James Crawford

Personal information
- Full name: James M. Crawford
- Date of birth: 21 May 1904
- Place of birth: Shettleston, Scotland
- Date of death: 24 May 1976 (aged 72)
- Place of death: Castle Douglas, Scotland
- Position: Outside right

Senior career*
- Years: Team / Apps / (Gls)
- 1922–1937: Queen's Park / 449 / (102)

International career
- 1926–1935: Scotland Amateurs / 10 / (5)
- 1931–1933: Scotland / 5 / (0)
- 1931–1935: Scottish League XI / 3 / (1)
- 1936: Great Britain / 3 / (0)

= James Crawford (footballer, born 1904) =

Scottish footballer

James M. Crawford (21 May 1904 – 24 May 1976) was a Scottish amateur footballer who played as an outside right for Queen's Park in the Scottish League in the 1920s and 1930s.

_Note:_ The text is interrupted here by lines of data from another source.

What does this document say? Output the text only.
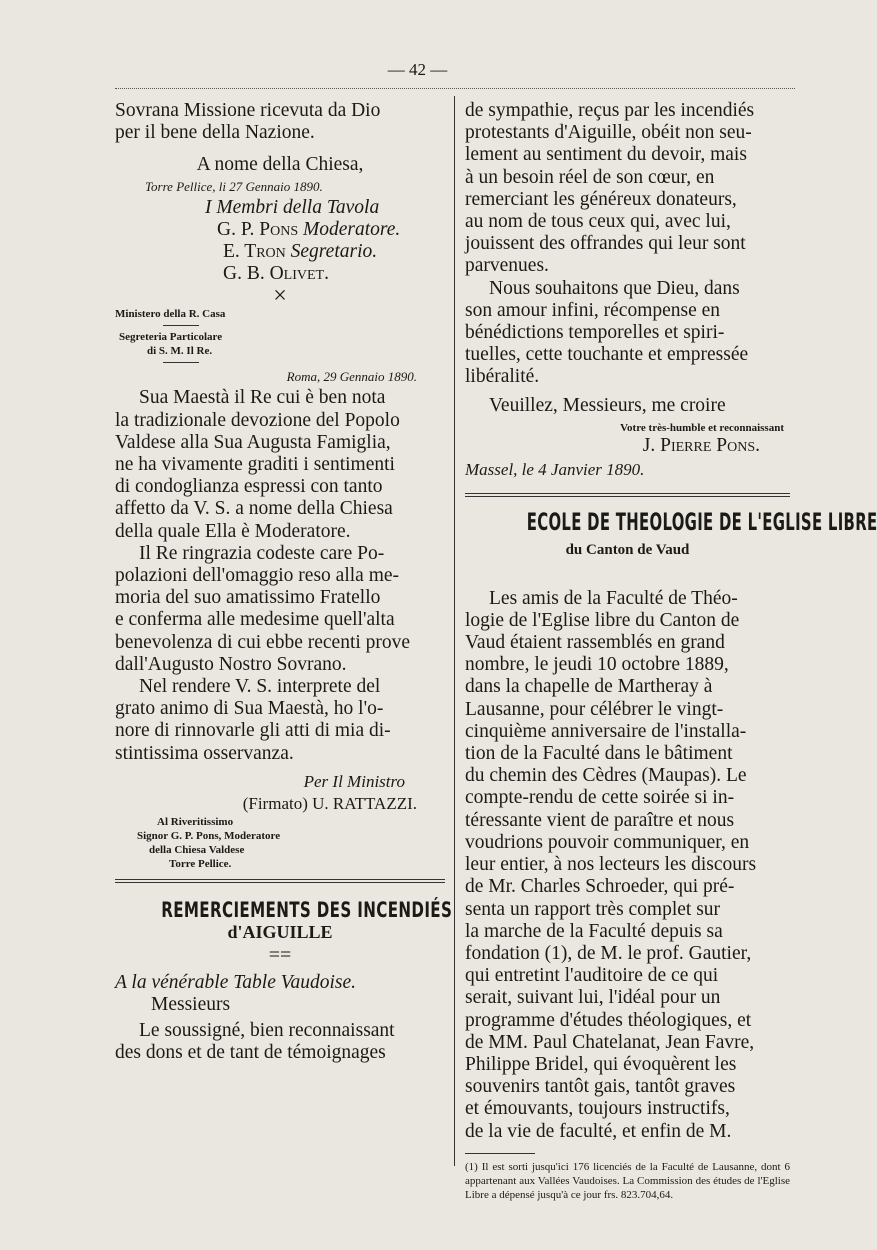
— 42 —

Sovrana Missione ricevuta da Dio

per il bene della Nazione.

A nome della Chiesa,

Torre Pellice, li 27 Gennaio 1890.

I Membri della Tavola

G. P. Pons Moderatore.

E. Tron Segretario.

G. B. Olivet.

×

Ministero della R. Casa

Segreteria Particolare

di S. M. Il Re.

Roma, 29 Gennaio 1890.

Sua Maestà il Re cui è ben nota

la tradizionale devozione del Popolo

Valdese alla Sua Augusta Famiglia,

ne ha vivamente graditi i sentimenti

di condoglianza espressi con tanto

affetto da V. S. a nome della Chiesa

della quale Ella è Moderatore.

Il Re ringrazia codeste care Po-

polazioni dell'omaggio reso alla me-

moria del suo amatissimo Fratello

e conferma alle medesime quell'alta

benevolenza di cui ebbe recenti prove

dall'Augusto Nostro Sovrano.

Nel rendere V. S. interprete del

grato animo di Sua Maestà, ho l'o-

nore di rinnovarle gli atti di mia di-

stintissima osservanza.

Per Il Ministro

(Firmato) U. RATTAZZI.

Al Riveritissimo

Signor G. P. Pons, Moderatore

della Chiesa Valdese

Torre Pellice.

REMERCIEMENTS DES INCENDIÉS

d'AIGUILLE

==

A la vénérable Table Vaudoise.

Messieurs

Le soussigné, bien reconnaissant

des dons et de tant de témoignages

de sympathie, reçus par les incendiés

protestants d'Aiguille, obéit non seu-

lement au sentiment du devoir, mais

à un besoin réel de son cœur, en

remerciant les généreux donateurs,

au nom de tous ceux qui, avec lui,

jouissent des offrandes qui leur sont

parvenues.

Nous souhaitons que Dieu, dans

son amour infini, récompense en

bénédictions temporelles et spiri-

tuelles, cette touchante et empressée

libéralité.

Veuillez, Messieurs, me croire

Votre très-humble et reconnaissant

J. Pierre Pons.

Massel, le 4 Janvier 1890.

ECOLE DE THEOLOGIE DE L'EGLISE LIBRE

du Canton de Vaud

Les amis de la Faculté de Théo-

logie de l'Eglise libre du Canton de

Vaud étaient rassemblés en grand

nombre, le jeudi 10 octobre 1889,

dans la chapelle de Martheray à

Lausanne, pour célébrer le vingt-

cinquième anniversaire de l'installa-

tion de la Faculté dans le bâtiment

du chemin des Cèdres (Maupas). Le

compte-rendu de cette soirée si in-

téressante vient de paraître et nous

voudrions pouvoir communiquer, en

leur entier, à nos lecteurs les discours

de Mr. Charles Schroeder, qui pré-

senta un rapport très complet sur

la marche de la Faculté depuis sa

fondation (1), de M. le prof. Gautier,

qui entretint l'auditoire de ce qui

serait, suivant lui, l'idéal pour un

programme d'études théologiques, et

de MM. Paul Chatelanat, Jean Favre,

Philippe Bridel, qui évoquèrent les

souvenirs tantôt gais, tantôt graves

et émouvants, toujours instructifs,

de la vie de faculté, et enfin de M.

(1) Il est sorti jusqu'ici 176 licenciés de la Faculté de Lausanne, dont 6 appartenant aux Vallées Vaudoises. La Commission des études de l'Eglise Libre a dépensé jusqu'à ce jour frs. 823.704,64.
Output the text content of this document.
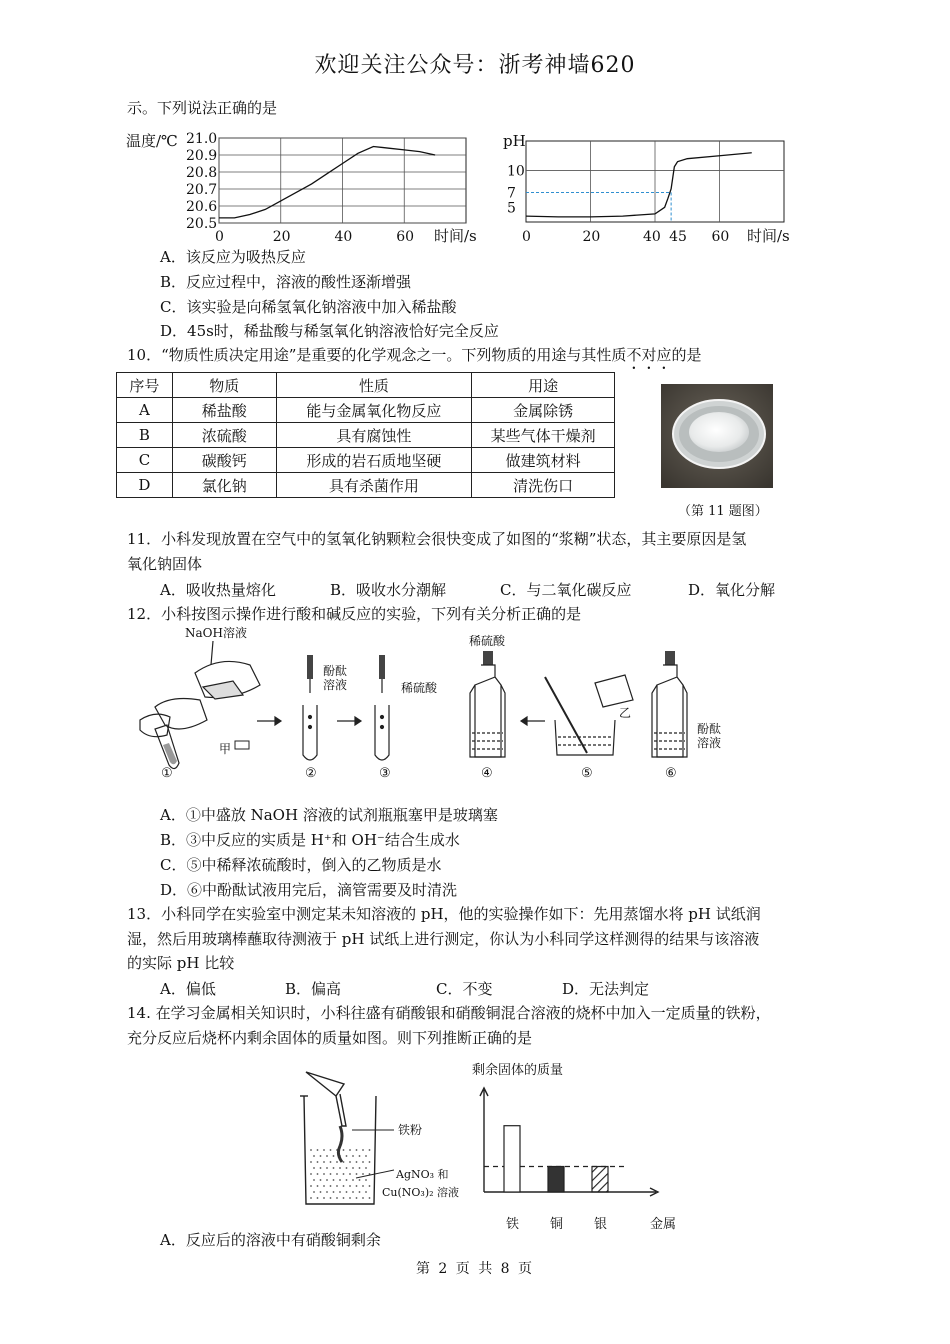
欢迎关注公众号：浙考神墙620
示。下列说法正确的是
温度/℃ 21.0
20.9
20.8
20.7
20.6
20.5
0	20	40	60 时间/s
pH
10
7
5
0	20	40 45 60 时间/s
A．该反应为吸热反应
B．反应过程中，溶液的酸性逐渐增强
C．该实验是向稀氢氧化钠溶液中加入稀盐酸
D．45s时，稀盐酸与稀氢氧化钠溶液恰好完全反应
10．“物质性质决定用途”是重要的化学观念之一。下列物质的用途与其性质不对应的是
序号	物质	性质	用途
A	稀盐酸	能与金属氧化物反应	金属除锈
B	浓硫酸	具有腐蚀性	某些气体干燥剂
C	碳酸钙	形成的岩石质地坚硬	做建筑材料
D	氯化钠	具有杀菌作用	清洗伤口
（第 11 题图）
11．小科发现放置在空气中的氢氧化钠颗粒会很快变成了如图的“浆糊”状态，其主要原因是氢
氧化钠固体
A．吸收热量熔化	B．吸收水分潮解	C．与二氧化碳反应	D．氧化分解
12．小科按图示操作进行酸和碱反应的实验，下列有关分析正确的是
NaOH溶液
甲
①
酚酞
溶液
②
稀硫酸
③
稀硫酸
④
乙
⑤
酚酞
溶液
⑥
A．①中盛放 NaOH 溶液的试剂瓶瓶塞甲是玻璃塞
B．③中反应的实质是 H⁺和 OH⁻结合生成水
C．⑤中稀释浓硫酸时，倒入的乙物质是水
D．⑥中酚酞试液用完后，滴管需要及时清洗
13．小科同学在实验室中测定某未知溶液的 pH，他的实验操作如下：先用蒸馏水将 pH 试纸润
湿，然后用玻璃棒蘸取待测液于 pH 试纸上进行测定，你认为小科同学这样测得的结果与该溶液
的实际 pH 比较
A．偏低	B．偏高	C．不变	D．无法判定
14. 在学习金属相关知识时，小科往盛有硝酸银和硝酸铜混合溶液的烧杯中加入一定质量的铁粉，
充分反应后烧杯内剩余固体的质量如图。则下列推断正确的是
铁粉
AgNO₃ 和
Cu(NO₃)₂ 溶液
剩余固体的质量
铁 铜 银	金属
A．反应后的溶液中有硝酸铜剩余
第 2 页 共 8 页
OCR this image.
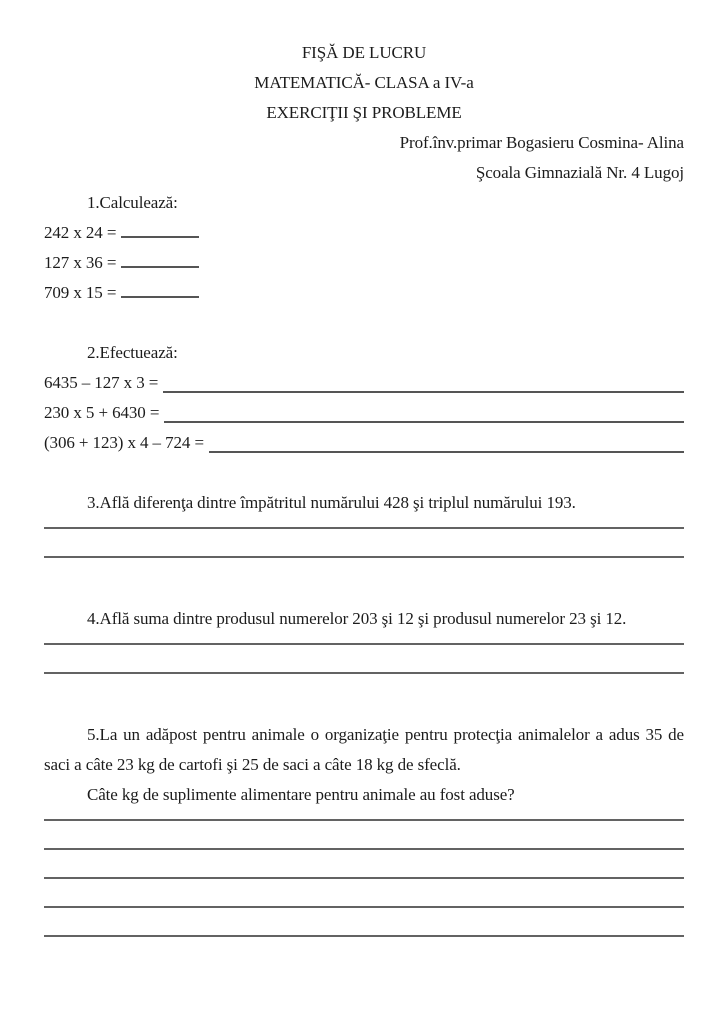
FIŞĂ DE LUCRU
MATEMATICĂ- CLASA a IV-a
EXERCIŢII ŞI PROBLEME
Prof.înv.primar Bogasieru Cosmina- Alina
Şcoala Gimnazială Nr. 4 Lugoj
1.Calculează:
242 x 24 =
127 x 36 =
709 x 15 =
2.Efectuează:
6435 – 127 x 3 =
230 x 5 + 6430 =
(306 + 123) x 4 – 724 =
3.Află diferenţa dintre împătritul numărului 428 şi triplul numărului 193.
4.Află suma dintre produsul numerelor 203 şi 12 şi produsul numerelor 23 şi 12.
5.La un adăpost pentru animale o organizaţie pentru protecţia animalelor a adus 35 de saci a câte 23 kg de cartofi şi 25 de saci a câte 18 kg de sfeclă.
Câte kg de suplimente alimentare pentru animale au fost aduse?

== Representative career ==
Crawford was one of the last amateur players to earn selection for Scotland and won five caps in the early 1930s, plus three selections for the Scottish League XI. As an amateur, he was also eligible for selection by Great Britain at the Olympic Games and he played in both of the team's matches in Berlin in 1936. Crawford also represented Scotland at amateur level.

== Personal life ==
Crawford attended Whitehill Secondary School. As well as a footballer he was also an accomplished sprinter, winning several Scottish titles and setting national records. Away from sport he worked as a clothing retailer and served in the Royal Air Force during World War II.